One of the unforeseen effects of the smartphone revolution has been an extension of the domination of the written word. In the late 20th century, it was not hard to find pundits who would predict the imminent end of writing as a tool of communication, except for specialized uses. What happened instead was that everybody became a writer. Most of us did not become good writers, but we all began sending text messages hither and thither through the ether, many of us accumulating thousands of words a day in written communication. Text messaging was attractive because it is much more reliable than voice calls. If you send a text message, you know that it arrived at the recipient's phone in exactly the same state as when you sent it. There are mechanisms to make sure of that. Your voice may sound very different at the other end of the call, but if your text message is misunderstood, you have no one to blame but yourself. (Or, of course, the recipient, for being too stupid to understand a simple dancing-rat emoticon.)

Another obvious effect has been to make us a culture of one-liners. Text messages, Twitter, and Facebook all discourage reasoned argument. If you cannot say what you have to say in the number of words that will fit in a little talk bubble on a phone screen, then what you have to say simply will not be heard. Dr. Boli is not misty-eyed with nostalgia for the good old days when ordinary Americans settled their differences with reasoned discussion and carefully marshaled arguments, because those good old days never existed. Ordinary Americans have always settled their differences by hurling insults, and, when those failed, brickbats. But it is true that now even our pet intellectuals are forced to speak mostly in one-liners. If they do not, they are no longer our pets. Our universe is a New Yorker cartoon.

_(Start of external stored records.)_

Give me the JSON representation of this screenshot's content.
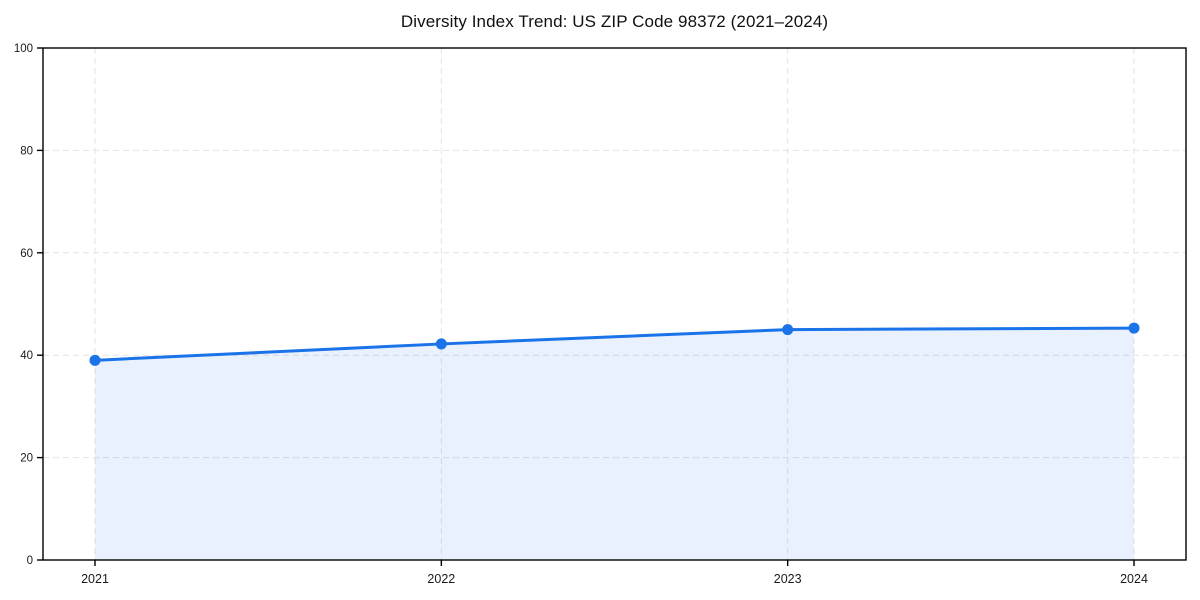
{
  "page": {
    "background": "#ffffff"
  },
  "chart_data": {
    "type": "area",
    "title": "Diversity Index Trend: US ZIP Code 98372 (2021–2024)",
    "categories": [
      "2021",
      "2022",
      "2023",
      "2024"
    ],
    "values": [
      39.0,
      42.2,
      45.0,
      45.3
    ],
    "xlabel": "",
    "ylabel": "",
    "ylim": [
      0,
      100
    ],
    "yticks": [
      0,
      20,
      40,
      60,
      80,
      100
    ],
    "grid": "dashed-both-axes",
    "legend": "none",
    "colors": {
      "line": "#1a73e8",
      "marker": "#1a73e8",
      "fill": "rgba(26,115,232,0.10)",
      "gridline": "#e3e3e3",
      "spine": "#000000",
      "tick_label": "#1a1a1a",
      "title": "#111111"
    }
  }
}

What are we to do about all this? Nothing, obviously: market forces have taken command, and they will lead us whither they please. It makes one nostalgic for the lovely old Soviet Union, where technology that worked continued in use for decades, because there was no market incentive to make superficial improvements to what was already quite adequate. But the Soviet Union had its own little cultural difficulties.

So if you, like every patriotic American, are the proud keeper of a smartphone, you might consider how to make the best use of it. Do you rule the phone, or does the phone rule you? How much of what you are—your actions, your conversation, your thinking—is dictated by the little black slab in your pocket? And what can you do to get out from under its thumb?

Dr. Boli has a suggestion, but it may be subversive, so look both ways and lean close. This will alert Homeland Security that you are up to something subversive. Now here is the suggestion: Go for a walk without the phone. Start easy—perhaps just fifteen minutes. Work up to half an hour or even an hour.

You may discover after a while that your phone does not need you as much as you thought it did.